Hakan Çalışkan - Hakkında Yazdığı Tanıtım Yazısı

Acı Üzerine
------

'
- Seni görmüş. Sonra sen karşı kaldırıma geçip geçmemeye bir türlü karar verememişsin.
- Yaşamınızda yeri olan bir kişiyi yitirmek yeterince kötüdür, ama o zaman geri kalan her şey de anlamını yitirir.
- Karşı kaldırıma geçip geçmemekte kararsızmışsın. Belki tam o anda gözlerini kapattın. Karanlık mıydı? Sokak iyi aydınlatılmış mıydı?
- Öyle anlarda sokağın nasıl olduğuna dikkat etmezsiniz. Sızı kanser gibi yayılır, her şeyi yiyip tüketir. Uyurken sancı geçer, ama uyandıktan sonra yeniden başlar. Yine de kendimi öldürmeyi hiç düşünmedim. Neden bilmem. Öylesine derinden bir sızıdır ki, yaşamın tüm anlamını siler götürür. Acı çekmenin bir anlamı olmalı. Onca sızı ve dehşete katlanıldığına göre, o da belirli bir gereksinimin karşılığı olmalı. O duygu yaşanırken, insan intiharı düşünemez ve o duygu sizi bir noktada hapseder.
- Kız kafeye oturur oturmaz, senin yanında kendisini rahat ve güvencede hissettiğini anlattı ve...
- Kesin artık! Tamam mı? Sevgilim beni terkettiğinde, derim yüzülür gibi olmuştu. Öylesine üzgündüm, yine de bozuntuya vermedim, hiçbirşeyi umursamıyormuşum gibi davrandım. O eşyasını toplarken, ben evde sakin sakin kitap okuyordum. O da çok üzgündü, yüreği paralanıyordu. İkimiz de perişandık. Beni bırakması gerekiyordu, ama 'Gitme, kal,' dememi istiyordu.

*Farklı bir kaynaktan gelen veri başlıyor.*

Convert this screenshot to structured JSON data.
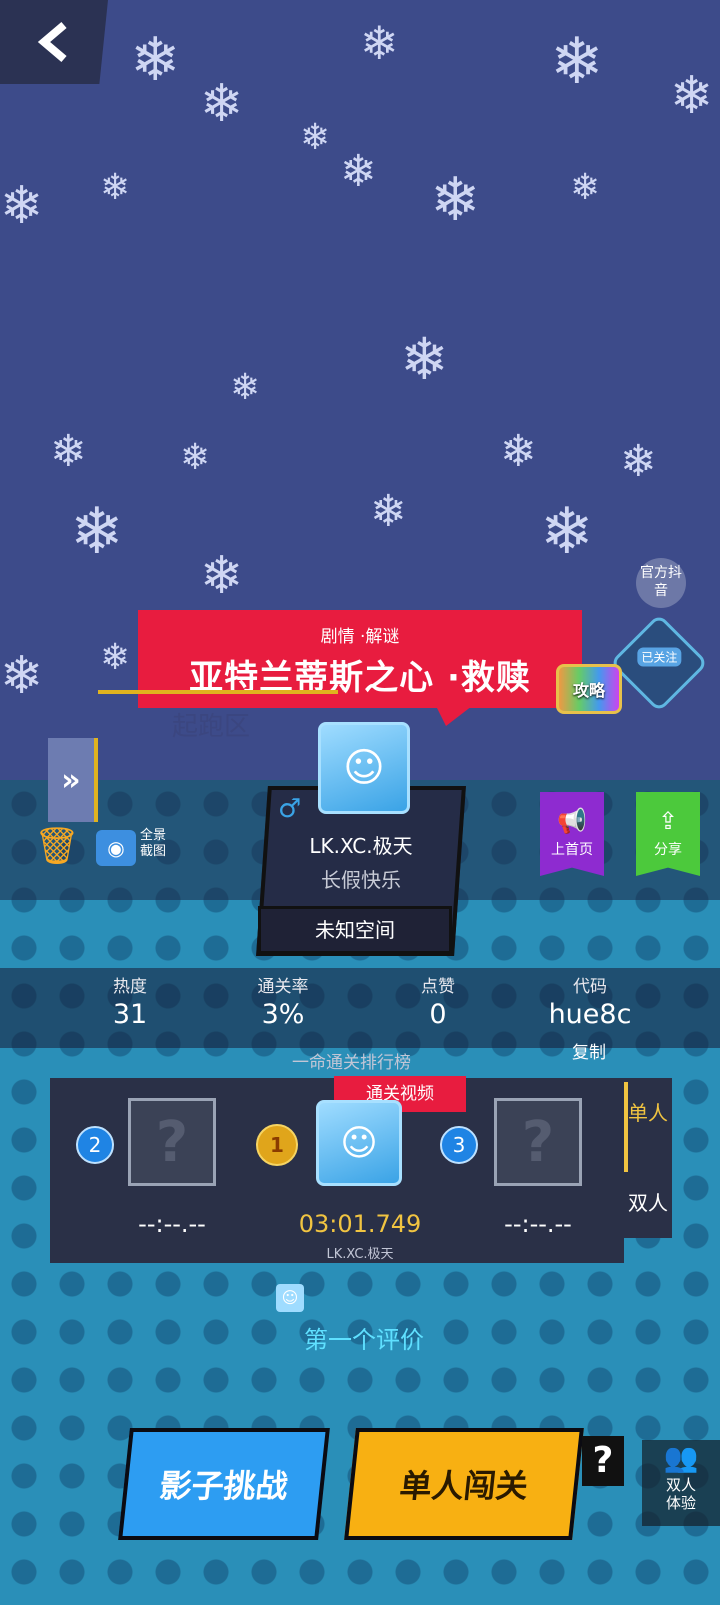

O yüzden benimle mal kavgasına tutuştu. Kim neyi alacak diye tutturdu. Ben her istediğine evet dedikçe, o daha fazlasını istemeye başladı, sonunda her şeyi istemeye kadar vardırdı işi. Ben öylesine kayıtsız davranıyordum ki, benimle iletişim kurmasının tek yolu bana saldırmak oluyordu. Ama ben serinkanlılığımı korudum, kendimi koyvermedim. 'Kal, sana ihtiyacım var. Sen olmazsan elim ayağım gider,' demek. O kadarını söyleyemedim. O yüzden de, yıllardır birlikte yaşadığım kadından ayrılmak önemsiz bir olaymış gibi yaptım. Bir kediyi yitirmek gibi sanki.
- O zaman gözlerini açtın mı? Yoksa hala karşı kaldırıma geçmeyi mi bekliyordun?
-...
'

*Bu Sayfaları Okuyana Sonsuz Lanet / Manuel Puig


>>>
Beynime bir parça buz sokulmuş gibi bir histi o acı... Önceleri şok edici bir sesizlik, tüm duyuların bloke olması. Hiçbirşey hissetmiyorsunuz o an. Yani buzun ilk teması... Sonra sonra işte o yakıcı soğuk... Katlanılamaz bir şey. Kaçmak istiyorsunuz ama o sizin beyninize çoktan yapışmış. Sizin sıcaklığınızla besleniyor. Ve eriyip yok olmadan da geçmeyecek. Biliyorsunuz bunu. İster istemez bekliyorsunuz erimesini, yok olmasını. Ama kabullenemiyorsunuz yinede çektiğiniz acıyı. O bitene kadar, sizde bitiyorsunuz... İşte herşey o an başlıyor. Herşeyin bittiğini sandığınız an... Acı çekmenin anlamı burda işte. Güzel olan acının kendisi
değil; geçtikten sonra bıraktığı sızı. Buzun erimesinden sonra eridiği bölgenin çevresinden çektiği ısı. Her şey sıcak geliyor ondan sonra. Herşey güzel... İnsan bu nedenle ağlıyor işte. Tüm o yok olmanın ardından, hıçkırıklarla var olma. İççekişler... Ve sonra, tebessüm ve gülücükler. Acıdan kurtulmak mı istiyorsunuz? Beyninizi ve kalbinizi sıcak tutun...

<<<<<

Acının Efendisi
-------
Sıkıldım... Hem de herşeyden. Bazen ben bile şaşırıyorum bu koca bedeni nasıl taşıyabiliyorum diye. Kaçmak geliyor içimden. Arkamda hiçbir iz bırakmadan. Gözüm arkada kalmadan. Sadece kaçmak... Tüm istediğim bu. İstediğine dikkat et derler ama biliyoruım ki kurtuluşumun tek yolu bu. Hayata karşı büyük bir iştahsızlık var içimde. Nasıl girdi içime ne zaman gelişip büyüdü bilmiyorum. Sadece etkilerini yaşıyorum şimdi benliğimde. Ne zaman birşey yapmaya karar versem daha elimi kıpırdatmadan vazgeçiyorum.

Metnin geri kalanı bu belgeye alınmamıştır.